Pflege und Betreuung

„Wenn ich einen Menschen berühre, fasse ich immer den ganzen Menschen an” (Dürkheim)

• Wir verstehen die Pflege als helfenden Beruf, der gezielt dort einsetzt, wo die Selbstfürsorge unserer Heimbewohner ihre Grenzen hat und die Ressourcen ausgeschöpft sind.

• Professionalität kennzeichnet die Arbeit in unserem Haus. Wir sehen die Pflege und Betreuung als einen Prozess, in dem wir uns den sich immer verändernden Fähigkeiten und Situationen unserer Bewohner anpassen. (Pflegediagnosen nach Nanda).

• Trotz Professionalität sind uns durch die Rahmenbedingungen in der Palliativpflege sowie in der medizinisch angeordneten Versorgung Grenzen gesetzt.

• Ein besonderes Augenmerk an Zuwendung und Nähe widmen wir der Dementenbetreuung. Das Pflegekonzept nach Erwin Böhm spiegelt sich in unserer Arbeit mit den desorientierten Bewohnern wider.

• Wir treffen entsprechende Vorkehrungen, sobald andere Bewohner in ihrer Autonomie und Lebensqualität beeinträchtig werden.

 

In Würde Sterben

„Niemand kann deinen Weg für dich gehen, denn dies ist dein Weg, den du gehen musst. Doch können dich hierbei Arme stützen, Gedanken begleiten und manchmal Hände tragen.” (Bärbel Kehrer-Kremer)

• Die erfolgreiche Behandlung der Schmerzen, Hilfe bei psychologischen, sozialen und seelsorgerlichen Problemen und die verständnisvolle Unterstützung der Angehörigen steht für uns Pflegende im Vordergrund.

• Im Begleiten des Sterbens achten wir besonders auf die Selbstbestimmung, Individualität, Mimik und Gestik des Bewohners.

 

Angehörige helfen mit

„Das Erste, das der Mensch im Leben vorfindet, das Letzte, wonach er die Hand ausstreckt, das Kostbarste, was er im Leben besitzt, ist die FAMILIE.”

• Das Bewusstsein, dass ein alter Baum nur verpflanzt werden kann, wenn genügend Erdreich mitgenommen wird, verpflichtet uns, die Angehörigen als selbstverständlichen Teil dieses Erdreiches zu betrachten.

• Wir sehen den Angehörigen als Partner und sind um eine gute Zusammenarbeit und offene Gespräche bemüht. Wir nehmen uns Zeit für Begegnungen. Angehörige haben Recht auf Mitsprache und Information.

• Das Wohlergehen des Bewohners hängt maßgeblich von der Unterstützung und Mitarbeit der Angehörigen ab. Bei Ausflügen und sonstigen Aktivitäten ist uns ihr Dabeisein sehr wichtig.

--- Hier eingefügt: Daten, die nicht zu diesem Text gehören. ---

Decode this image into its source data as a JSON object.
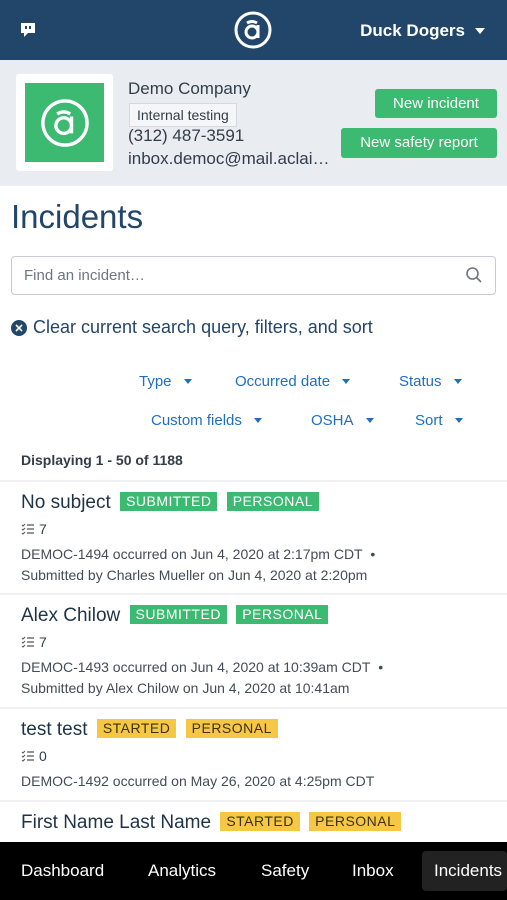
{
  "header": {
    "chat_icon": "chat-bubble-icon",
    "logo_icon": "at-sign-logo",
    "user_name": "Duck Dogers"
  },
  "company": {
    "name": "Demo Company",
    "tag": "Internal testing",
    "phone": "(312) 487-3591",
    "email": "inbox.democ@mail.aclaimant.com",
    "new_incident_label": "New incident",
    "new_safety_label": "New safety report",
    "accent_color": "#3dba72"
  },
  "page": {
    "title": "Incidents"
  },
  "search": {
    "placeholder": "Find an incident…",
    "value": ""
  },
  "clear_label": "Clear current search query, filters, and sort",
  "filters": {
    "type": "Type",
    "occurred_date": "Occurred date",
    "status": "Status",
    "custom_fields": "Custom fields",
    "osha": "OSHA",
    "sort": "Sort"
  },
  "displaying": "Displaying 1 - 50 of 1188",
  "incidents": [
    {
      "subject": "No subject",
      "status": "SUBMITTED",
      "category": "PERSONAL",
      "tasks": "7",
      "occurred": "DEMOC-1494 occurred on Jun 4, 2020 at 2:17pm CDT",
      "submitted": "Submitted by Charles Mueller on Jun 4, 2020 at 2:20pm"
    },
    {
      "subject": "Alex Chilow",
      "status": "SUBMITTED",
      "category": "PERSONAL",
      "tasks": "7",
      "occurred": "DEMOC-1493 occurred on Jun 4, 2020 at 10:39am CDT",
      "submitted": "Submitted by Alex Chilow on Jun 4, 2020 at 10:41am"
    },
    {
      "subject": "test test",
      "status": "STARTED",
      "category": "PERSONAL",
      "tasks": "0",
      "occurred": "DEMOC-1492 occurred on May 26, 2020 at 4:25pm CDT",
      "submitted": ""
    },
    {
      "subject": "First Name Last Name",
      "status": "STARTED",
      "category": "PERSONAL",
      "tasks": "",
      "occurred": "",
      "submitted": ""
    }
  ],
  "bullet": "•",
  "bottom_nav": {
    "dashboard": "Dashboard",
    "analytics": "Analytics",
    "safety": "Safety",
    "inbox": "Inbox",
    "incidents": "Incidents"
  }
}
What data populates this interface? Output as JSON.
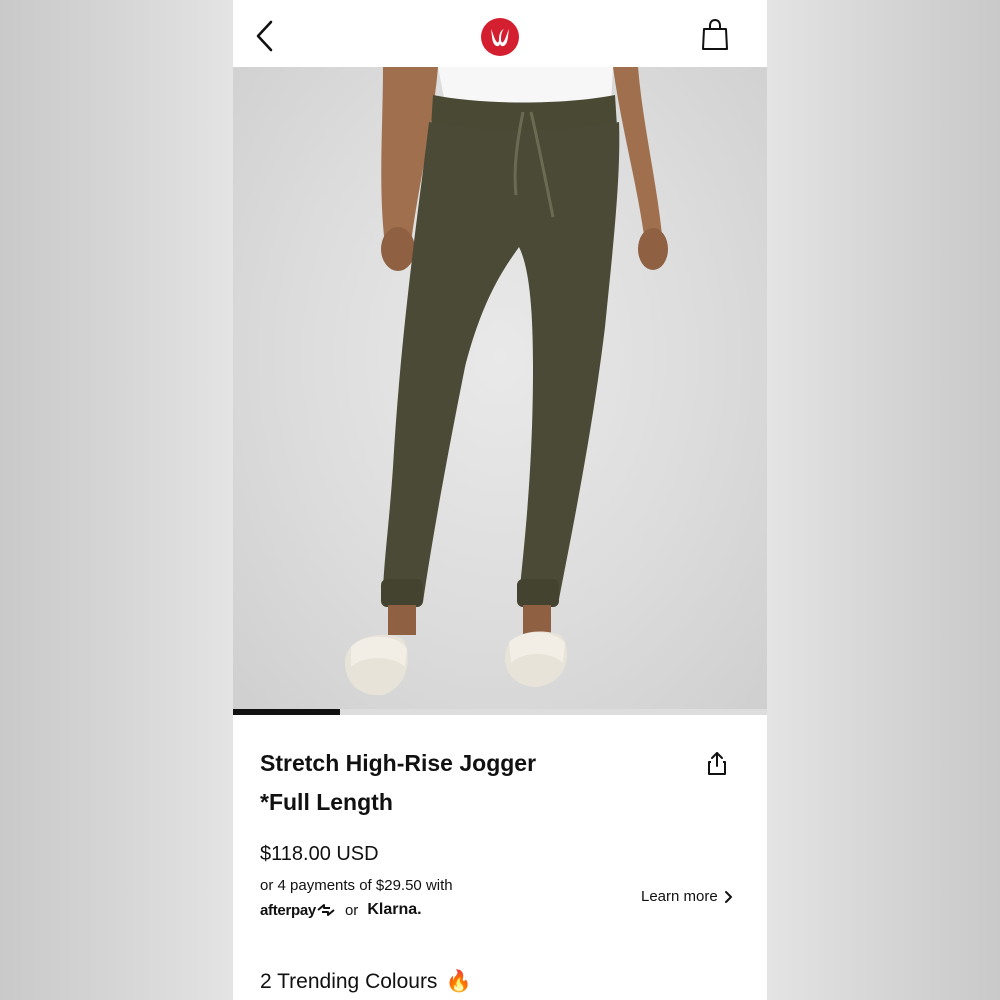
{
  "header": {
    "back_icon": "chevron-left-icon",
    "logo_icon": "lululemon-logo",
    "bag_icon": "shopping-bag-icon",
    "brand_color": "#d31f2f"
  },
  "gallery": {
    "image_description_icon": "product-image",
    "progress_fraction": 0.2
  },
  "product": {
    "title_line1": "Stretch High-Rise Jogger",
    "title_line2": "*Full Length",
    "share_icon": "share-icon",
    "price": "$118.00 USD",
    "installments": "or 4 payments of $29.50 with",
    "afterpay_label": "afterpay",
    "or_label": "or",
    "klarna_label": "Klarna.",
    "learn_more": "Learn more",
    "trending": "2 Trending Colours",
    "trending_emoji": "🔥"
  }
}
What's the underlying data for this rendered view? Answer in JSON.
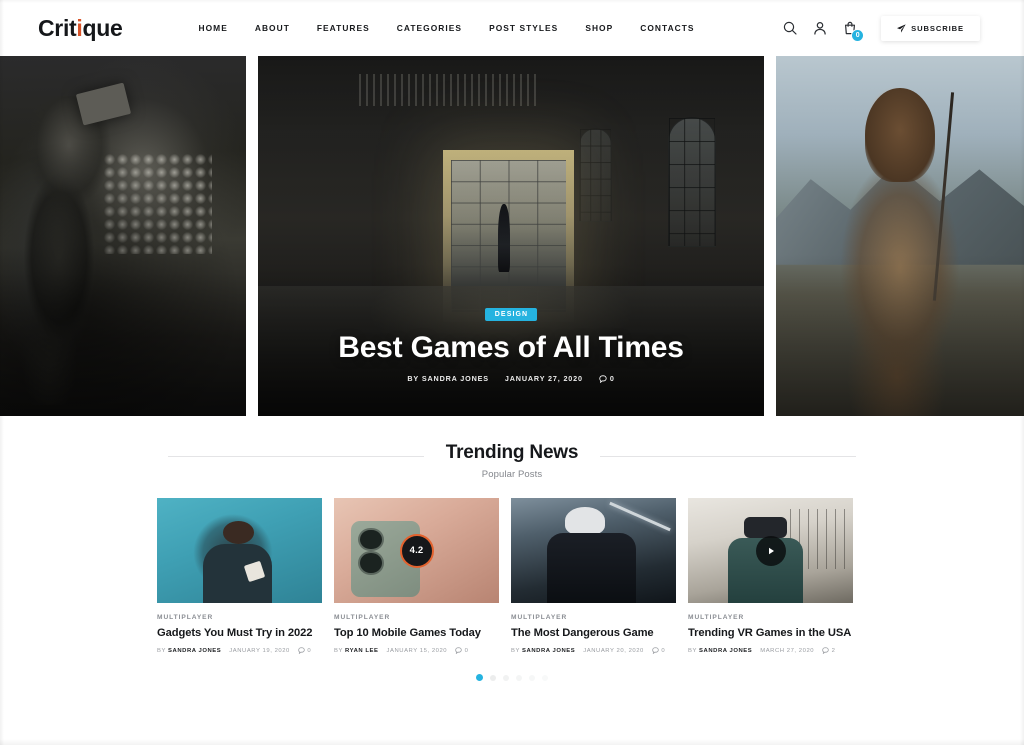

• Freunde und Bekannte sind jederzeit herzlich willkommen.

 

Gemeinsam sind wir stark

Als Teil des sozialen Netzwerkes pflegen wir eine gute Zusammenarbeit mit:

• Hausärzten
• dem Krankenhaus
• Apotheke
• den Seelsorgern
• Amt der Tiroler Landesregierung
• Aus- und Fortbildungsstätten
• Rettungsdienst
• Therapeuten
• Fachärzten
• Friseur
• Fußpflege

• Ebenso führen wir einen offenen Informationsaustausch mit anderen Alten- und Pflegeheimen.

• Die gute Zusammenarbeit mit dem Sozial- und Gesundheitssprengel in unserem Haus ist eine wertvolle Ergänzung.

• Wir freuen uns über ehrenamtliche Mitarbeiter, sehen sie als Unterstützung in unseren Aufgaben und bringen ihnen unsere Wertschätzung entgegen.

• Der Träger (Gemeindeverband) mit den Gemeinden Ebbs, Erl, Niederndorf, Niederndorferberg, Rettenschöss und Walchsee, ermöglicht uns gute Rahmenbedingungen.

 

Warum wir gerne hier arbeiten

• Wir begegnen einander unabhängig der Position in menschlicher Achtung, mit Respekt und Toleranz und nehmen die persönlichen Bedürfnisse jedes Einzelnen ernst.

• Alle sind verantwortlich für ein gutes Arbeitsklima. Dies bedingt Motivation, Zuverlässigkeit, Hilfsbereitschaft, aktives Mitdenken, Ehrlichkeit und Kritikfähigkeit.

• Wo Menschen leben und arbeiten, entstehen Konflikte. Wir wollen miteinander reden und nicht übereinander.

• Aus- und Weiterbildungen haben einen großen Stellenwert – wir fördern dadurch die Fach- und Sozialkompetenz, die Eigenverantwortung und die Selbstsicherheit der Mitarbeiter.

• Mitarbeiter und Vorgesetzte lernen aus dem konstruktiven Umgang mit Fehlern und Konflikten, d.h. wir begreifen Wandel als Chance und nicht als Bedrohung.

• Jeder einzelne Mitarbeiter trägt zum gemeinsamen Erfolg bei.

• Wir orientieren uns an den Inhalten dieses Leitbildes. Es stärkt unsere Gemeinsamkeit und ist Richtungsweiser für unseren Weg und unsere Entwicklung.

• Jeder von uns verpflichtet sich im Hause vorzuleben, was hier als Grundlage und Maßstab unseres Handelns formuliert ist.